Senza nominare mai l'ex titolare del Miur, Di Maio ha lanciato una bordata agli scissionisti: «C'è qualcuno che sale sul treno del M5s e poi cambia, è successo, non so se succederà in futuro. In passato è successo che qualcuno entrava con la casacca del Movimento e poi andava nel gruppo Misto dicendo che nel M5s c'è un problema di verticismo, alcuni sono quelli che venivano a chiedermi una carica, non la ottenevano e poi se ne andavano nel Misto». Il capo politico è passato poi alla querelle sulle restituzioni: «Non è vero che solo il 12% è in regola». Poi la minaccia ai morosi: «Io chiedo ai giornali di dare la stessa evidenza quando verranno date le sanzioni a chi non ha rispettato la regola». E gira già la voce che chi sarà deferito ai probiviri possa essere tentato dalle sirene di Fioramonti.
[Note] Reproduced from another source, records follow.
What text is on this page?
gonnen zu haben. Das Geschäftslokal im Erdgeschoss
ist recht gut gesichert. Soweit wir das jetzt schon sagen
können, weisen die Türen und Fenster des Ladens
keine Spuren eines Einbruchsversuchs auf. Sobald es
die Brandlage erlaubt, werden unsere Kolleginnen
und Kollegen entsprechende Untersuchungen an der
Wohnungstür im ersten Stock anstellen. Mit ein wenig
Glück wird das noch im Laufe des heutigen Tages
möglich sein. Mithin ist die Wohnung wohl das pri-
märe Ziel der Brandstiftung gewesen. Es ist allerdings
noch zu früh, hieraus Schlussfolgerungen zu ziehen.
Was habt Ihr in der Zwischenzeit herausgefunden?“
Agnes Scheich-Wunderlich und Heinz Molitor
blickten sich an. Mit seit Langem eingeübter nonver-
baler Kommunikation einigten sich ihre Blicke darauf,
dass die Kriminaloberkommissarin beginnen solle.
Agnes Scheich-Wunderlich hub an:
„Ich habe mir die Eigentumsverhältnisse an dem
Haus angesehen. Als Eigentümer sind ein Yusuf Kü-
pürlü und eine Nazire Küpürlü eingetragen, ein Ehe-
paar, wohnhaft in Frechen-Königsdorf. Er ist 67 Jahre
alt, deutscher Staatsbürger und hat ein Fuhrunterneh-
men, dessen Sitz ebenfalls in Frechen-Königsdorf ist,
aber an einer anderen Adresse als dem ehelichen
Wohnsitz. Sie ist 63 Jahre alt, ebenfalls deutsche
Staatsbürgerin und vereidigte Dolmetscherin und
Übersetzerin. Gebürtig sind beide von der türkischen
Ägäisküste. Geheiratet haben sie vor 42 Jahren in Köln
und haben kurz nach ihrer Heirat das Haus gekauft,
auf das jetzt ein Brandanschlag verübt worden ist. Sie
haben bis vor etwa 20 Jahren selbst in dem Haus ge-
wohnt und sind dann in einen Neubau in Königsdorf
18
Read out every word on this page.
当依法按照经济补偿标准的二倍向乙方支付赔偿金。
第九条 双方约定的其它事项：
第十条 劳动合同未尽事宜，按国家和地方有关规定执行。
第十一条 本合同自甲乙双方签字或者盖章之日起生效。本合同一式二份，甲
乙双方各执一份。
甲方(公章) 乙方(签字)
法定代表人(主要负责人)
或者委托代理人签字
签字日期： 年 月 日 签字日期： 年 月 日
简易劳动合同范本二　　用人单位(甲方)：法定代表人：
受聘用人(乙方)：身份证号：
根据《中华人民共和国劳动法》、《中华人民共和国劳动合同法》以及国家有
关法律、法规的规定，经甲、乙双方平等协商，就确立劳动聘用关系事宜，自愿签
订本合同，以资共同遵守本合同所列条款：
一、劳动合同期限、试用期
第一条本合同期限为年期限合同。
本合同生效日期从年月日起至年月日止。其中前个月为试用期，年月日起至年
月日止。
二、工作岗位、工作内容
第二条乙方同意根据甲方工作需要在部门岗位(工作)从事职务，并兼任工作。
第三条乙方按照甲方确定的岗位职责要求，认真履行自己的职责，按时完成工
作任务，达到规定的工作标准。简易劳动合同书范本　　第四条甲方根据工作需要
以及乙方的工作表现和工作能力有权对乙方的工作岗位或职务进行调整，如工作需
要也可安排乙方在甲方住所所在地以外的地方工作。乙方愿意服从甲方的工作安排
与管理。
Il resto è un elenco delle cose fatte. Con una sottolineatura sulle bandiere del M5s. Dalla legge sulla prescrizione, al carcere per gli evasori, fino al taglio dei parlamentari e alla promessa delle revoca delle concessioni ai Benetton («Perdono dei profitti ed è giusto, perché non hanno fatto quanto dovuto per mantenere il ponte di Genova»).
Infine spazio a una stoccata a Salvini: «Non citerò né madonne o Dio, lo lasciamo fare a chi sta in difficoltà, a chi ha davvero bisogno, noi non abbiamo bisogno di slogan o frasi fatte, o di invocare l'aiuto di Dio per fare carriera politica».